When taharah was a priority stone kelim were used. So for example in the preparation of the ashes of the red heifer,
Mishna Poroh 3(2)
ומביאין שוורים, ועל גביהן דלתות, ותינוקות יושבין על גביהן, וכוסות של
אבן בידם
And oxen were brought, and on their backs [were laid] doors on top of
which sat children with cups of stone in their hands.
But for other uses, earthenware (=pottery) could be used as you suggest.
For example the meat of the sin offering could be cooked in earthenware pots Vayikro 6(21)
“An earthenware vessel in which it is cooked shall be broken”
In another example Bamidbor 5(17) the Torah requires an earthenware vessel for administering the waters for the suspected adulteress.
“The kohen shall take holy water in an earthen vessel”
An earthenware vessel that becomes tomeh has to be broken as it says in Vayikro 11(33)

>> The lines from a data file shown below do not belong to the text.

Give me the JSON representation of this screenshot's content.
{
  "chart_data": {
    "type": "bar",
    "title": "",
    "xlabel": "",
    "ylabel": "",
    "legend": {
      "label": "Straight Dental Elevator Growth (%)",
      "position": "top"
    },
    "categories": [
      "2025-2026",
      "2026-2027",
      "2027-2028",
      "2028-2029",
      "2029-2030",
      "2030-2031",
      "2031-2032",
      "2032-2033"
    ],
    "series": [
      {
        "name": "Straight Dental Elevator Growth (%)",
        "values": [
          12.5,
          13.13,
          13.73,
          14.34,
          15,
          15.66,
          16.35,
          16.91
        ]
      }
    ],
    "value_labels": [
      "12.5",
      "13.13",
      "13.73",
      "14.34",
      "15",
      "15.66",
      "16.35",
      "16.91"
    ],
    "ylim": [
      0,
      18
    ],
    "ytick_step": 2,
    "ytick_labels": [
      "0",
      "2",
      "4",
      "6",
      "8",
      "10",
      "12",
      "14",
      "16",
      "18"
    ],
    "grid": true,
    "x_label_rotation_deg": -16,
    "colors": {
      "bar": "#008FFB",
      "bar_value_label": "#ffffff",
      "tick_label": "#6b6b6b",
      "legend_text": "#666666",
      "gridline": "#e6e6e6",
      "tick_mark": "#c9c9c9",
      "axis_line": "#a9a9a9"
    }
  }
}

But any earthenware vessel, into whose interior any of them falls,
whatever is inside it shall become unclean, and you shall break [the
vessel] itself.
The Leviim would not want to become tomeh because they could not enter the Temple in that state. Some people (even Yisroelim) were careful to eat all their food in a state of taharoh (see this Wikipedia article and so they might want to limit their tomeh vessels to those essential for their (inevitable) days of tumah.